Why was the cesspool at 40 Broad Street not maintained?  Such neglect was increasingly common in London, due in part to economic circumstances. At the time of the Broad Street pump outbreak, London had about two hundred thousand cesspools.  For many years, the contents of the cesspools were sold as agricultural manure to be used as fertilizer in the many farms that surrounded London.  The money earned from manure sales would then be used to maintain the cesspools. Yet during the nineteenth century as London's population grew ever more rapidly, farms were forced to move further from the central city. Transportation costs increased, adding to the expense of acquiring cesspool-based manure. Starting in 1847, another change took place that undercut the sale of cesspool manure.  Solidified bird droppings (or guano) were brought in as fertilizer from South America at a price far below cesspool manure.  

With no economic incentive to sell their feces, poor people would empty human wastes into the streets, or directly into the London waterways. Most lacked public health understanding of how disease was spread, as did many medical and health officials of the times. In the absence of manure sales, cesspools became expensive to clean.  As a result, they were poorly maintained and infrequently emptied.  Over time this neglect lead to cracks and crevices, which offered opportunities for the spread of enteric pathogens.  Such spread of Vibrio cholerae probably occurred at 40 Broad Street. 

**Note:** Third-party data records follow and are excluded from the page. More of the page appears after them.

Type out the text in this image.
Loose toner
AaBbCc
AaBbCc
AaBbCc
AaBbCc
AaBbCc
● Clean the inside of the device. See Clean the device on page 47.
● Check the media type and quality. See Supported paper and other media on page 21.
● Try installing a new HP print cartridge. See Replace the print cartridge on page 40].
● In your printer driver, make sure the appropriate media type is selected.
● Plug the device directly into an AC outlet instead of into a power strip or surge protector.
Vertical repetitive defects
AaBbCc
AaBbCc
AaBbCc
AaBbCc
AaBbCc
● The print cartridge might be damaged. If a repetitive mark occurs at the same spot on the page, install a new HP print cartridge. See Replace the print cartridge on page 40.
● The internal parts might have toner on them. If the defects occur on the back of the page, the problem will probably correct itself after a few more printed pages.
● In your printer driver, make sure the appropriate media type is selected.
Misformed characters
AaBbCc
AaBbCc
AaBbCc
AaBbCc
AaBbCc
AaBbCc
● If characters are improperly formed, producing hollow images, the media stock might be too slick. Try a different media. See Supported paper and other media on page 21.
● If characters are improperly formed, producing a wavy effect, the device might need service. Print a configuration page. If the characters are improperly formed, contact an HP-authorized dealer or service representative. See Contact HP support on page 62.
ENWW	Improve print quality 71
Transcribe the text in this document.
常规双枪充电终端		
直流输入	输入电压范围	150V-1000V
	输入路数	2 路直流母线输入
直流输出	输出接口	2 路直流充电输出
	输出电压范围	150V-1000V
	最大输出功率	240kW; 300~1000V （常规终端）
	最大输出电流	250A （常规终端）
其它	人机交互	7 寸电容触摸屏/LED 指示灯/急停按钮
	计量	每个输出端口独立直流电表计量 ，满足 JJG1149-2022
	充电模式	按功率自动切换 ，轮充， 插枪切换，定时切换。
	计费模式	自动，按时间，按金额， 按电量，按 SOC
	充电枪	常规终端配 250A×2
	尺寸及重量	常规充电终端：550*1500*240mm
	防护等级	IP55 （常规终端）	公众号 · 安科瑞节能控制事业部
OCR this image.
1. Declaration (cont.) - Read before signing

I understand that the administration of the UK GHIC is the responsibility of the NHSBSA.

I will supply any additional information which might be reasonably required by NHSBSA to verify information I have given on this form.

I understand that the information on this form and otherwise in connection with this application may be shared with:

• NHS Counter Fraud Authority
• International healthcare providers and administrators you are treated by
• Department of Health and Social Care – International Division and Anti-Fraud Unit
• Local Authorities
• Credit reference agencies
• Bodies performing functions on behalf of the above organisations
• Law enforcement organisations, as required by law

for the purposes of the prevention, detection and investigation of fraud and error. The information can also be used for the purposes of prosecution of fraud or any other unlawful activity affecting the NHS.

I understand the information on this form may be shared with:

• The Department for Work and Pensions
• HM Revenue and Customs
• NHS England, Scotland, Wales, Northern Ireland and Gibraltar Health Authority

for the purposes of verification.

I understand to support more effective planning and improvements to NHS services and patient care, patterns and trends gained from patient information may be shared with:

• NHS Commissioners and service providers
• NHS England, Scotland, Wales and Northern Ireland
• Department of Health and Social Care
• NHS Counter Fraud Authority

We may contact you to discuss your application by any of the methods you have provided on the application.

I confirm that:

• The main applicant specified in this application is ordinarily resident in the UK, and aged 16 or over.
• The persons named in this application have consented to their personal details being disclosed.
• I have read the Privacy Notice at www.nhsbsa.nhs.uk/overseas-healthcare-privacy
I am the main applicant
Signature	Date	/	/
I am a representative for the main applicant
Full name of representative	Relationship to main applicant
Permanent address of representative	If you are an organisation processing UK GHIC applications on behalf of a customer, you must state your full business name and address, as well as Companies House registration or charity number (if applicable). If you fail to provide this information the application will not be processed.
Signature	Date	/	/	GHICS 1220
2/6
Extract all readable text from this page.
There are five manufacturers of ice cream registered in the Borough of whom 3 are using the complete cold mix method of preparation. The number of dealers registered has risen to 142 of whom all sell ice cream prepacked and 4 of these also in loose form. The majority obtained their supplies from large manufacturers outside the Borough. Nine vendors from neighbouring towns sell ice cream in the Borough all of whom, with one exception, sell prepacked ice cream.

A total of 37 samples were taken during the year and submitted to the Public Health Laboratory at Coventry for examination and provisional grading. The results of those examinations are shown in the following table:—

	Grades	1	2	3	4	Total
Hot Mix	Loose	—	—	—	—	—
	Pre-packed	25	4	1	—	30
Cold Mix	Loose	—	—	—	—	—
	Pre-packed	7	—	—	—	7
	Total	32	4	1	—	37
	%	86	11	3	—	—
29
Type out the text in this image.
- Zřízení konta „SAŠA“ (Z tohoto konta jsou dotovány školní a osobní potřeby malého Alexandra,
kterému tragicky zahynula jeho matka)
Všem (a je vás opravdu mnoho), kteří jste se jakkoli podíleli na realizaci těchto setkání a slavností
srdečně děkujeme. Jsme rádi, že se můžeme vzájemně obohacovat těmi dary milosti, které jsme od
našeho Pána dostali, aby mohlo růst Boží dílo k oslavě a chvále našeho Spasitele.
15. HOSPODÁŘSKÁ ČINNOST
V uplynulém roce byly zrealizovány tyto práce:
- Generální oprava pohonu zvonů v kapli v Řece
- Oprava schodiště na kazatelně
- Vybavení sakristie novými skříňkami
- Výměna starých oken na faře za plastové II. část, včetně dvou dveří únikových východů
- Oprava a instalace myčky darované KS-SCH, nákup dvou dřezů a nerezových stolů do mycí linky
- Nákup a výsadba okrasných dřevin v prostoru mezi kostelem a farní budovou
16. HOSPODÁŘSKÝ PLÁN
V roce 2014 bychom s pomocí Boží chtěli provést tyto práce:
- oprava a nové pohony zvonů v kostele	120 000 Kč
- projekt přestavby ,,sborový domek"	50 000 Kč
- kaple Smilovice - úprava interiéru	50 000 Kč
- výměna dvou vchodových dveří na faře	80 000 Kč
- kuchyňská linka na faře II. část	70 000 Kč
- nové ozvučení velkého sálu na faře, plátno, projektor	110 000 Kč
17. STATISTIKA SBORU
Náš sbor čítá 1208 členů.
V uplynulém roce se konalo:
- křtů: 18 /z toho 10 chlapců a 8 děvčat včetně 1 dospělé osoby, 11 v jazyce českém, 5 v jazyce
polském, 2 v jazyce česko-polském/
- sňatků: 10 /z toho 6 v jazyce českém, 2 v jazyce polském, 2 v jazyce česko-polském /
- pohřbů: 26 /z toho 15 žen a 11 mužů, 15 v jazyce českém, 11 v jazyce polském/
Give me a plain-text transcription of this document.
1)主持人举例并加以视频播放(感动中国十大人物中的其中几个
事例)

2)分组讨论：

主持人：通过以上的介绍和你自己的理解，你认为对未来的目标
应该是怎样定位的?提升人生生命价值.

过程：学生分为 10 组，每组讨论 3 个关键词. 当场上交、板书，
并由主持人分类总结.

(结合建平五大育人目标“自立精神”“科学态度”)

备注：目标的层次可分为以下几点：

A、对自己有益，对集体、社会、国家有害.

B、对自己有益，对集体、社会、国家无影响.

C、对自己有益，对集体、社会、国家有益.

Given the diarrhea symptoms of the young infant and the assessment of the cesspool by the surveyor, Reverend Whitehead likely determined the index case that started the infamous Broad Street pump outbreak.

Sources:

Boylan, D. Personal Communication, 2009.

Brody H et al. The Pharos 62(1), 2-8, 1999.

Chave, SPW. Medical History 11(2), 92-109, 1958.

Halliday, S. The Great Stink of London: Sir Joseph Bazalgette and the Cleansing of the Victorian Metropolis, 1999.

Paneth N. et al. American Journal of Public Health 88(10), 1545-1553, October 1998.

Vinten-Johansen, P et al. Cholera, Chloroform, and the Science of Medicine. A life of John Snow, 2003.